When I got home, I threw off my shoes and coat, and sat on the couch, turning on the TV as I did so. The news was just starting...

"Greetings, citizens of Saxet. It is a wonderful day for the Omoh empire. Without further ado, allow me to welcome Her Exalted Imminence, President Melonia Glibt."

"Fellow citizens," she addressed, regally, "For decades, we have been forced to deal with (and yes, even accept- and sometimes coddle) the transgendered agenda. They have invaded our schools, theaters, movies, television industries, and public places. They have demanded- and partially succeeded- in achieving a modicum of rights. And, under the last administration, have even entered our most private sanctum (and last bastion of privacy), public bathrooms. I'm here today to proclaim, over the entire planet of Retah, NO MORE! No more will we need to endure the persistent invasion of our privacy! No more will we be forced to cater to these sexual deviants or expose our children to their cancer! With the signing and enactment of Executive Order 1952, as well as the 69th Amendment's ratification in all 75 superstates of the planet, it is now illegal to don the garb or persona of anyone or anything other than the anatomical or chromosomal sex of an individual. The punishment for such a heinous crime will be death by crucifixion, public communal stoning, or burning at the stake. No longer will we have to deal with the aberrations of the "intersexed" either. Any birth with non-binary sex chromosomes (strictly XX or XY), and any birth with ambiguous or missing genitalia will be IMMEDIATELY terminated by being sent to the recyclers for conversion to biofuels. Thank you for supporting me, and for FINALLY putting an end to the scourge that has plagued us for so long."

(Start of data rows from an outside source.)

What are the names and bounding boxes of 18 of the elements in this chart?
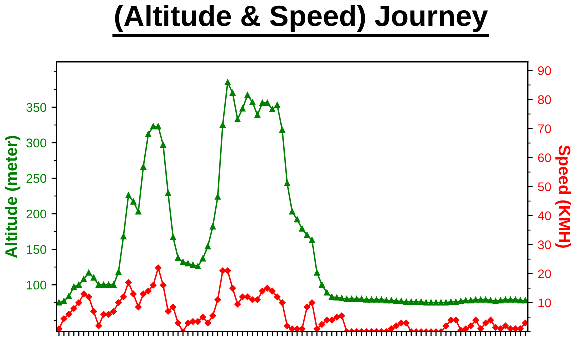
y2-axis-title: Speed (KMH)	[556, 146, 572, 248]
y-tick-label: 200	[26, 210, 47, 219]
y-axis-title: Altitude (meter)	[5, 136, 21, 258]
y2-tick-label: 10	[538, 298, 552, 308]
y2-tick-label: 70	[538, 124, 552, 134]
y-tick-label: 300	[26, 138, 47, 148]
chart-title: (Altitude & Speed) Journey	[115, 5, 488, 32]
y-tick-label: 350	[26, 103, 47, 112]
y-tick-label: 100	[27, 280, 47, 290]
y2-tick-label: 30	[538, 240, 552, 250]
y2-tick-label: 50	[538, 182, 552, 192]
y2-tick-label: 60	[538, 154, 552, 162]
y2-tick-label: 40	[538, 212, 552, 220]
y2-tick-label: 80	[538, 96, 552, 104]
y-tick-label: 250	[26, 174, 47, 184]
y2-tick-label: 20	[538, 270, 552, 279]
y2-tick-label: 90	[538, 66, 552, 76]
y-tick-label: 150	[27, 245, 47, 254]
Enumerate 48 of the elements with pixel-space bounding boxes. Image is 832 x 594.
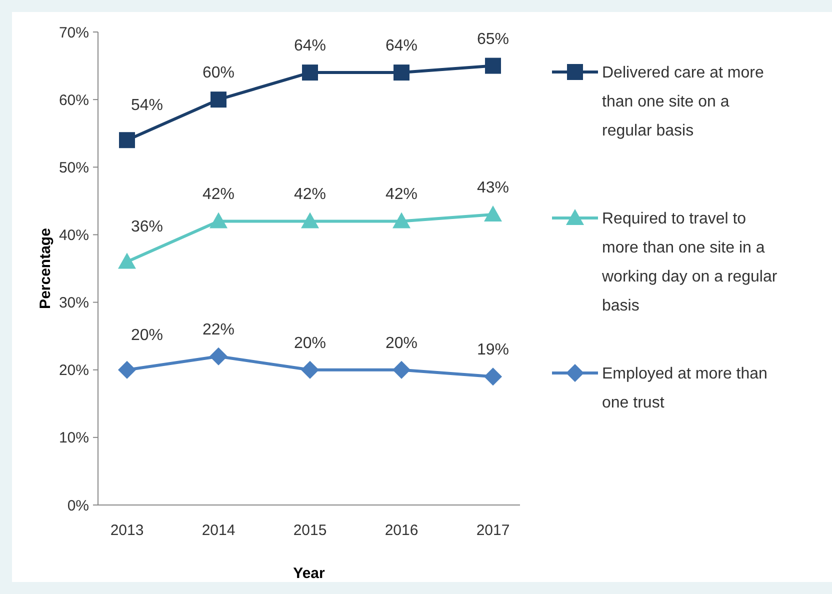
point: [210, 212, 228, 228]
y-tick-label: 0%: [67, 497, 89, 514]
x-tick-label: 2014: [202, 522, 236, 539]
point: [118, 360, 136, 379]
point: [392, 212, 410, 228]
data-label: 42%: [294, 186, 326, 204]
point: [302, 64, 318, 81]
data-label: 64%: [294, 38, 326, 55]
point: [301, 360, 319, 379]
y-tick-label: 30%: [58, 294, 89, 312]
point: [210, 347, 228, 366]
point: [394, 64, 410, 81]
data-label: 64%: [385, 38, 418, 55]
y-tick-label: 50%: [58, 159, 89, 176]
point: [392, 360, 410, 379]
point: [484, 368, 502, 386]
point: [119, 132, 135, 148]
y-tick-label: 40%: [58, 226, 89, 244]
x-tick-label: 2016: [384, 522, 418, 539]
data-label: 65%: [476, 30, 510, 48]
x-tick-label: 2017: [476, 522, 510, 539]
point: [118, 252, 136, 269]
y-tick-label: 70%: [58, 24, 89, 42]
x-tick-label: 2013: [110, 522, 144, 539]
data-label: 43%: [476, 179, 510, 196]
y-tick-label: 10%: [58, 430, 89, 447]
y-tick-label: 60%: [58, 92, 89, 109]
data-label: 22%: [202, 321, 235, 338]
data-label: 54%: [130, 97, 164, 114]
point: [484, 205, 502, 222]
x-axis-title: Year: [293, 565, 326, 582]
point: [485, 58, 501, 74]
data-label: 42%: [202, 186, 235, 204]
data-label: 36%: [130, 218, 164, 236]
data-label: 20%: [294, 334, 326, 352]
x-tick-label: 2015: [293, 522, 327, 539]
legend-label: Delivered care at more than one site on a regular basis: [602, 64, 764, 140]
legend-label: Required to travel to more than one site in a working day on a regular basis: [601, 210, 778, 315]
data-label: 20%: [385, 334, 418, 352]
point: [210, 92, 226, 108]
y-axis-title: Percentage: [37, 228, 54, 309]
data-label: 42%: [385, 186, 418, 204]
y-tick-label: 20%: [58, 362, 89, 380]
data-label: 60%: [202, 64, 235, 82]
data-label: 20%: [130, 326, 164, 344]
point: [301, 212, 319, 228]
data-label: 19%: [476, 342, 510, 359]
legend-label: Employed at more than one trust: [602, 366, 768, 412]
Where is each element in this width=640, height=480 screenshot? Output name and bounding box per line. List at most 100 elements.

"This story has been a production of Big Closet Top Shelf and is posted per the author's request. If you are reading it anywhere else, you are reading a PIRATED copy, and the site that is hosting it is in DIRECT VIOLATION of US Copyright Laws. It is YOUR duty, and responsibility to report said piracy to the proper authorities."

"This concludes our special broadcast. We now return you to your regularly scheduled propaganda..." was the last thing I heard as the flames enveloped my apartment.